SAM 3

ICLR 2026 Unveils SAM 3: The Next Step in Segmenting Everything — Teaching Models to Understand “Concepts”

Honghao Wang

13 Oct 2025 — 4 min read

Meta’s “Segment Anything” — SAM 3 Upgrade Overview

Date: 2025-10-13 12:18 (Beijing)

> SAM 3: Say the concept, and it understands exactly what you mean — then outlines each matching occurrence with precision.

---

Background and Release

On September 12, an anonymous paper titled "SAM 3: SEGMENT ANYTHING WITH CONCEPTS" appeared on ICLR 2026, drawing wide attention in the AI community.

Paper title: SAM 3: Segment Anything with Concepts
Link: https://openreview.net/forum?id=r35clVtGzw

The style strongly resembles Meta’s prior work, leading many to believe SAM 3 is the official follow-up to Meta’s Segment Anything series.

---

Timeline Context

SAM 1 — April 2023:
Launch article
Nominated for ICCV Best Paper and lauded as the “GPT-3 moment” for computer vision.
SAM 2 — July 2024:
Launch article
Introduced real-time, promptable segmentation for both still images and video.

Now, SAM 3 arrives right on schedule — exactly one year after SAM 2.

---

What’s New in SAM 3?

Core Advancement:

Promptable Concept Segmentation (PCS) — input short text phrases or example images, and the model will:

Detect all instances matching the concept.
Generate instance masks and semantic masks.
Maintain identity consistency across video frames.

Example input:

red apple
striped cat

In essence, language-driven segmentation that is visually grounded.

---

SAM 1 vs SAM 3

While SAM 1 allowed text prompts, it focused mainly on visual prompts (points, boxes, masks):

SAM 1/SAM 2: Segmentation based on single-instance visual cues
SAM 3: Segments all instances of a concept across media

---

Strategic Context

This upgrade reflects a broader vision–language convergence trend, also seen in open-source projects.

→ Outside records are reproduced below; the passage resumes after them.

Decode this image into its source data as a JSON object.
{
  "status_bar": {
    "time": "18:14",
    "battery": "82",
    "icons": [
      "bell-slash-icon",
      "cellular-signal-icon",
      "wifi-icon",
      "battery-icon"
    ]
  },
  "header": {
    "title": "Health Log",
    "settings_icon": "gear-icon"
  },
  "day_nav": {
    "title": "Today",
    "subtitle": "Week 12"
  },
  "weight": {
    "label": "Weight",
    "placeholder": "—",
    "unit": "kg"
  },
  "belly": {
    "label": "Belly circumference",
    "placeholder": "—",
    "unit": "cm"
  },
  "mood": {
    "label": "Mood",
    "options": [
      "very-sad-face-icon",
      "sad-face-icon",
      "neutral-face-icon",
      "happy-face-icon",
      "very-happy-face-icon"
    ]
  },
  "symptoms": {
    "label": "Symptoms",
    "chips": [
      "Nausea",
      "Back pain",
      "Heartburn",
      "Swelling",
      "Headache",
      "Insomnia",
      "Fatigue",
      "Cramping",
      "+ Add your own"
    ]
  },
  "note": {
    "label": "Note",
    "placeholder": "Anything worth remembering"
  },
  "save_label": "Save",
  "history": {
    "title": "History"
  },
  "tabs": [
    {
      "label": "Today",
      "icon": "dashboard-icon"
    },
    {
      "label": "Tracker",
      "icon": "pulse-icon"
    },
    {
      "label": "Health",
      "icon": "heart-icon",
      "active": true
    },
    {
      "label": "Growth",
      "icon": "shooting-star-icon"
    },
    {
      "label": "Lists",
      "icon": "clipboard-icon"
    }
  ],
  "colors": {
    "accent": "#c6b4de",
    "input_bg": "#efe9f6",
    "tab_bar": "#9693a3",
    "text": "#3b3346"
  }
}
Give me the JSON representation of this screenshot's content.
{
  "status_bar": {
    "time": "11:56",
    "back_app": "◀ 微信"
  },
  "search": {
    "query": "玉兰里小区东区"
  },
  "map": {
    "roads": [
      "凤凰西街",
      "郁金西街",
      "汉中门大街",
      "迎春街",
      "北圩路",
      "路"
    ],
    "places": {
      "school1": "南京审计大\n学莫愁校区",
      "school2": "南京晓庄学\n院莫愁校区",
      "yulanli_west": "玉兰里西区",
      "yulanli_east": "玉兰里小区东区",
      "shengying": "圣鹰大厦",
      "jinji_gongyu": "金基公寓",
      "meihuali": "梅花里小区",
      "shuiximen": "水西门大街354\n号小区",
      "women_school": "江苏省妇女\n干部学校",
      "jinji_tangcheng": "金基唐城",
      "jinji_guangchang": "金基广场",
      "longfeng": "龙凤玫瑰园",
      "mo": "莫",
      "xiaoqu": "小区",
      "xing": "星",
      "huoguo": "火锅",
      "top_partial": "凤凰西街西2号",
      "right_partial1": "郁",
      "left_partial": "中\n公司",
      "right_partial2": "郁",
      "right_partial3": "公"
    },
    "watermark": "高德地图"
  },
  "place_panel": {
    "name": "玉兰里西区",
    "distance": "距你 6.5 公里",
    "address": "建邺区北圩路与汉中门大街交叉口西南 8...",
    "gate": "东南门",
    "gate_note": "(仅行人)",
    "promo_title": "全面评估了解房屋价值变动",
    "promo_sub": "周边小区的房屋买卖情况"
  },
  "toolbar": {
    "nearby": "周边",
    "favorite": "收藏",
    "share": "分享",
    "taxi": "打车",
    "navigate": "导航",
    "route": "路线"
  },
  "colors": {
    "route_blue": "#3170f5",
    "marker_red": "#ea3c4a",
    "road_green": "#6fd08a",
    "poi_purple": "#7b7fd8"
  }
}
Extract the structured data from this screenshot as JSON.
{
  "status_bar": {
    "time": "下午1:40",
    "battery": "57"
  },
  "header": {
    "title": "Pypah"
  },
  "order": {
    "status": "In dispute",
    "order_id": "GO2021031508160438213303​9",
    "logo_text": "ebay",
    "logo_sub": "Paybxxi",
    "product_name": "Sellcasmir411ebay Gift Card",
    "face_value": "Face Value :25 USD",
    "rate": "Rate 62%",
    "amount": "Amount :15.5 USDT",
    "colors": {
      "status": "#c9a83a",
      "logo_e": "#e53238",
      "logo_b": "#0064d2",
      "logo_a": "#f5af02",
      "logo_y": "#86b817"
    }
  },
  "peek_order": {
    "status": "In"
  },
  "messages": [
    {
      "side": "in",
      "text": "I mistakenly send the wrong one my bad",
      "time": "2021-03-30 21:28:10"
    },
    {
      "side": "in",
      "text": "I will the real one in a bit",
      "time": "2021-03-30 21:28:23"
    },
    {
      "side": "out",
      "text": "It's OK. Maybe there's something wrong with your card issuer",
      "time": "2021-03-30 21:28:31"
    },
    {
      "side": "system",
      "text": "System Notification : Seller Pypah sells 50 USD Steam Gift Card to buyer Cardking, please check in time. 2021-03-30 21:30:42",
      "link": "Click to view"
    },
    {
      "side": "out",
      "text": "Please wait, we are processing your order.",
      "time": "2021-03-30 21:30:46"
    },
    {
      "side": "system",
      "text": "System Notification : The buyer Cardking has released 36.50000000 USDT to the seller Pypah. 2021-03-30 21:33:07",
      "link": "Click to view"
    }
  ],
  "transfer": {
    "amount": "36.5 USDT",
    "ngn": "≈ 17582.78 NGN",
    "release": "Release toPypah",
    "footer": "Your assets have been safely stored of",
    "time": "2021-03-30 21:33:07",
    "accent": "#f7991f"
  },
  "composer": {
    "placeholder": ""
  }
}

Platforms like AiToEarn官网 integrate AI generation, cross-platform publishing, analytics, and monetization — enabling SAM 3 outputs to be repurposed as multi-platform creative assets, deployable to:

User Experience Shift:

From manual clicking → to concept instruction.

---

Performance Highlights

In click-based segmentation and concept-based segmentation, SAM 3 outperforms SAM 2:

New SA-Co benchmark: at least 2× performance vs previous systems.
LVIS dataset zero-shot mask AP: 47.0 vs prior best 38.5
Image with 100+ objects: processed in 30ms on a single H200 GPU.

---

Community Reactions

Critiques include:

Not entirely new — text-based segmentation (referential segmentation) has academic precedent.
Open-source parity — Some community builds already combine detection models with LLM APIs for similar outcomes.